Circadian Clock Genes Modulate Immune, Cell Cycle and Apoptosis in the Diagnosis and Prognosis of Pan-Renal Cell Carcinoma

Shuwen Liu; Yongxian Cheng; Shaoxiang Wang; Huiyu Liu

doi:10.3389/fmolb.2021.747629

Circadian Clock Genes Modulate Immune, Cell Cycle and Apoptosis in the Diagnosis and Prognosis of Pan-Renal Cell Carcinoma

Front Mol Biosci. 2021 Dec 16:8:747629. doi: 10.3389/fmolb.2021.747629. eCollection 2021.

Authors

Shuwen Liu^{1

2

3}, Yongxian Cheng^{1

3}, Shaoxiang Wang¹, Huiyu Liu¹

Affiliations

¹ Institute for Inheritance-Based Innovation of Chinese Medicine, School of Pharmaceutical Sciences, Health Science Center, Shenzhen University, Shenzhen, China.
² College of Physics and Optoelectronic Engineering, Shenzhen University, Shenzhen, China.
³ Guangdong Key Laboratory for Functional Substances in Medicinal Edible Resources and Healthcare Products, School of Life Sciences and Food Engineering, Hanshan Normal University, Chaozhou, China.

Abstract

Background: Pan-renal cell carcinoma (pan-RCC) is mainly divided into renal clear cell carcinoma (KIRC), renal papillary cell carcinoma (KIRP), and chromophobe cell carcinoma (KICH). Pan-RCC is a common malignant neoplasm with a high incidence and poor prognosis. Several studies have demonstrated a close association between cancer development and circadian rhythms; however, the clinical significance and molecular mechanism of the clock gene remain unclear in pan-RCC. Methods: In this study, we systematically characterized the alterations of 15 well-known clock genes of three types of kidney cancer. Bioinformatics methods, including differential expression analysis, survival analysis, signing pathway analysis, co-expression network analysis, and drug sensitivity analysis were used to study the diagnosis, prognostic role, and mechanism of clock genes. Results: Thirteen rhythmic genes fluctuated in circadian rhythm in the kidney tissue of mice, and the opposite trend of these rhythm phases was also found in baboons. There are twelve clock genes that were differentially expressed in at least two types of RCC, of which NR1D1, DBP, BHLHE40, CRY1, and CLOCK had the same trend in RCC. Changes in clock control genes may be regulated through methylation, copy number, and mutations.
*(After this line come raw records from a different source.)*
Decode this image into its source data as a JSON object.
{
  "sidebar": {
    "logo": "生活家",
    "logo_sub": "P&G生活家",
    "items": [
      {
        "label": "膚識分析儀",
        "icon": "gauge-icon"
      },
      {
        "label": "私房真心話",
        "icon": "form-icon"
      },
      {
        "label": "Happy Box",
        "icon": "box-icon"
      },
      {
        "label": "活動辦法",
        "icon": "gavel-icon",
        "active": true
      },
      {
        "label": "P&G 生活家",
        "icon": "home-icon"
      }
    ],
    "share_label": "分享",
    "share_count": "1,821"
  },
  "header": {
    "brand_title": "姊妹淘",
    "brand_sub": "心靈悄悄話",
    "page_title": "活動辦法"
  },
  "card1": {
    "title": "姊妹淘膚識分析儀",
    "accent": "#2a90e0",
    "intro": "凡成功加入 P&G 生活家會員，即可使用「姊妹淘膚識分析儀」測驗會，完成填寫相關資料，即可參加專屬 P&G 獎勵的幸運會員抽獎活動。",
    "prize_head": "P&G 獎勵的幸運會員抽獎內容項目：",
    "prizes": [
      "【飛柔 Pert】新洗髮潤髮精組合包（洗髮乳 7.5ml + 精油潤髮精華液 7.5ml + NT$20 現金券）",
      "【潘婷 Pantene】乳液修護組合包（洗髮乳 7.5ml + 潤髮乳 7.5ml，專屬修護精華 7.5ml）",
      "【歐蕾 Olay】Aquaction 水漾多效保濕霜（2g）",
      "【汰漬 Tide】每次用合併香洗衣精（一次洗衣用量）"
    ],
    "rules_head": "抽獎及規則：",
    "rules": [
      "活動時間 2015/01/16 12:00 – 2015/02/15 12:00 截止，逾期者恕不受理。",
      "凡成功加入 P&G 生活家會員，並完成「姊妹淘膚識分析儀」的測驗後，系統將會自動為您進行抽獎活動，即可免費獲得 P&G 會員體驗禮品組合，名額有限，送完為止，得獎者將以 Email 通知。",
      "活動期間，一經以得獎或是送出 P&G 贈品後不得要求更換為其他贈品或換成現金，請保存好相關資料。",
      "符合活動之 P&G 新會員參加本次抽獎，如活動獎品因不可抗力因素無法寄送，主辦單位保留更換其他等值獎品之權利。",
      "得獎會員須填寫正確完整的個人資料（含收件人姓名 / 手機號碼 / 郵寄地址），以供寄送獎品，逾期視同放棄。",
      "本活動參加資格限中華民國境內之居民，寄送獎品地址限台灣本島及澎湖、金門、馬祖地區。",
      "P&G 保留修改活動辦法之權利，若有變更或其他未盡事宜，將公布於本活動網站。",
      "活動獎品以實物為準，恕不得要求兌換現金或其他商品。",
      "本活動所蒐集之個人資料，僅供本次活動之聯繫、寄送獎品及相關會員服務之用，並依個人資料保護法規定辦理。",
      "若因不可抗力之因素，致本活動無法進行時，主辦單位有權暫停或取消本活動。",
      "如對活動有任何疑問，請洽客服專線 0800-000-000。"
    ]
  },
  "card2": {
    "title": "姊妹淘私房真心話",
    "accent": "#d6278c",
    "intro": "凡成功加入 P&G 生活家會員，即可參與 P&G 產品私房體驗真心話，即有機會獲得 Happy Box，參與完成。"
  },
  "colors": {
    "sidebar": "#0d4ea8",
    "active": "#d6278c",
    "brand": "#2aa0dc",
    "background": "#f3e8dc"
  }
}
Five rhythmic genes, including PER2, DBP, PER3, CRY2, and RORA, have significant prognostic role in patient survival in at least two types of kidney cancer. Immune infiltration analysis showed that the expression of these rhythmic genes related to prognosis was positively correlated with the infiltration levels of CD4 and CD8 T cells. Pathway analysis suggests that the clock genes is widely related to cancer-related signaling pathways, such as apoptosis, cell cycle, and other pathways. The PPI network showed that circadian genes are closely linked to cancer-related genes such as HIF-1A, TP53, and ERBB2. Moreover, clock gene expression is correlated with the sensitivity of anticancer drugs such as bleomycin and methotrexate in pan-RCC. Conclusion: Taken together, the abnormal expression of biological clock genes plays an important role in the clinical prognosis of RCC through immunity, cell cycle, and apoptosis. These findings provide a reliable basis for the diagnosis, prognosis, and drug guidance for RCC.

Keywords: apoptosis; cell cycle; circadian clock; immunity; pan-renal cell carcinoma; prognosis.